Quel poignard dut percer vos cœurs lorsqu’en 1847, du gibet, Wisniowski cria cette grande parole: «Aimez-vous et pardonnez.»

Ceux d’entre vous qui servaient en 1831 ont, auront toujours aux yeux et au cœur une désolante image, de quoi gémir à jamais et se réveiller dans leurs nuits. Ils se souviennent de Kronstadt, du solennel martyre de l’armée polonaise, dans ce port si fréquenté, sous les yeux indignés de tous les marins du monde. Plusieurs centaines de braves prisonniers de guerre, et par capitulation, refusèrent d’abjurer la patrie et de se faire Russes. Battus, guéris, rebattus quand leurs blessures se fermaient, ils persévérèrent, invincibles, jusqu’à ce que les charrettes les emportassent en lambeaux, chairs informes, hideuses, où rien ne rappelait plus l’homme.

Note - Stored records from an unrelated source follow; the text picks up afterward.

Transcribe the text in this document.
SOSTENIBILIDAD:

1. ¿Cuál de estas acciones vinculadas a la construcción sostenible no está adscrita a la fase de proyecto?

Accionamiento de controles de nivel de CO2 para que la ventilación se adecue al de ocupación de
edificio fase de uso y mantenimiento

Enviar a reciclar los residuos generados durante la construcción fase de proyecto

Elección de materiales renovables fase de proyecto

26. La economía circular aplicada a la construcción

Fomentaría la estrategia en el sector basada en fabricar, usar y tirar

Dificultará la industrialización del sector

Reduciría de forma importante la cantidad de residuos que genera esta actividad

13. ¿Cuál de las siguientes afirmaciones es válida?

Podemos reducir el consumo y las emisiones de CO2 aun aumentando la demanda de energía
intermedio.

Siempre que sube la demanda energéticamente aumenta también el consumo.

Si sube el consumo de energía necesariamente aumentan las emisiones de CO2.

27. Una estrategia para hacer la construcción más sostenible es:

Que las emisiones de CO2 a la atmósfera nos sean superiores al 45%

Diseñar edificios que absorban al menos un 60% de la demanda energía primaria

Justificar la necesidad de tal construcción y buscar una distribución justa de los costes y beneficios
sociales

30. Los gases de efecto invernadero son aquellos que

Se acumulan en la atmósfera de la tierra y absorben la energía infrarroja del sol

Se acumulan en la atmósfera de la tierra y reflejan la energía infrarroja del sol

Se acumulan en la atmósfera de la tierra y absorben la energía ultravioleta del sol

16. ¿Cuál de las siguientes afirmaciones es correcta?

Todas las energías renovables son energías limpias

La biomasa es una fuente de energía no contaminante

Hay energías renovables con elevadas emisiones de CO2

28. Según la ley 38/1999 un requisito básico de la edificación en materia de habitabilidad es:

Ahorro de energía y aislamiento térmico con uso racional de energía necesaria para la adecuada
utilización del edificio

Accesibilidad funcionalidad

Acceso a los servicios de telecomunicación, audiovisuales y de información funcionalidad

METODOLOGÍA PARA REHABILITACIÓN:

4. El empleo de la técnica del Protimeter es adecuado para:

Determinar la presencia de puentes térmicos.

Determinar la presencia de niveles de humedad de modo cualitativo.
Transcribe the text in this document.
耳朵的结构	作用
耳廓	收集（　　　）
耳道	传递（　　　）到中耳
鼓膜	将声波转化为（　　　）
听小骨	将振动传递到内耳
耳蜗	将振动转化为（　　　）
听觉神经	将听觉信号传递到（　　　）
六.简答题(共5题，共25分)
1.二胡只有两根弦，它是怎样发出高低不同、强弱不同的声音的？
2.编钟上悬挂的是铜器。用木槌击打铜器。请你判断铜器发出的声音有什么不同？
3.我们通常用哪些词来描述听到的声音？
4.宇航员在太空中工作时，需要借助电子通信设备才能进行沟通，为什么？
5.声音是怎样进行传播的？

Quels sont vos sentiments secrets dans ces terribles épreuves? Nous ne les ignorons pas.—Qu’il me soit permis de dire un fait:

Dans une guerre très récente, un de vos jeunes officiers, arrivant dans une ville du pays envahi, se trouva logé chez une grande dame qui, pleine de ressentiment contre les Russes et la Russie, le fit recevoir par ses gens et refusa de le voir. A grand’peine il réussit à pénétrer jusqu’à elle, et d’abord parla très haut. Elle, immuable, héroïque, répondit comme eût répondu la Patrie même à l’ennemi... Le cœur du jeune homme n’y tint pas, et, saisi d’admiration: «Madame, dit-il en se jetant à ses pieds et versant des larmes, nous sommes plus malheureux que vous;... et moi-même, que vous voyez, j’ai tous les miens en Sibérie.»

Ainsi donc, vous avancez, muets, pâles, l’arme au bras, pour exécuter malgré vous l’arrêt d’une fatalité ennemie. Vous avancez, tête basse, sans regarder derrière vous ni devant vous. Derrière est la Sibérie, peuplée de noblesse russe, le Caucase ou l’abattoir où l’on vous fait massacrer. Et vous n’en allez pas moins.—Derrière est la révolution, à laquelle vous sympathisez, la France et les idées françaises qui sont votre substance même. Et vous n’en allez pas moins.

Ayez pitié de vous-mêmes... Et que risquez-vous enfin, sinon de mourir?

Mais ne mourez-vous pas déjà? Cette vie, n’est-ce pas une mort?

Plusieurs, dans cette situation désolante, essayent de se tromper eux-mêmes. Ils s’efforcent d’être ambitieux pour la grandeur de la Russie.

Distinguons, messieurs, distinguons. Ce mot a deux sens bien divers, l’empire et la nation. Or, l’empire n’a pas fait un pas, je me charge de le prouver, qui n’ait été un pas aussi dans l’anéantissement de votre génie national, l’effacement de l’esprit slave qui était en vous. La seule bonne définition du terrible gouvernement que vous subissez, c’est: la mort de la Russie.

D’autres, sans chercher à se tromper, ferment les yeux, se livrent à la fatalité; ils s’asseoient en plein scepticisme, se posent sur l’abîme même: «Qui sait où est la raison? disent-ils. Nous sommes corrompus, c’est vrai. L’Occident ne l’est pas moins... Jouissons, et puis mourons.»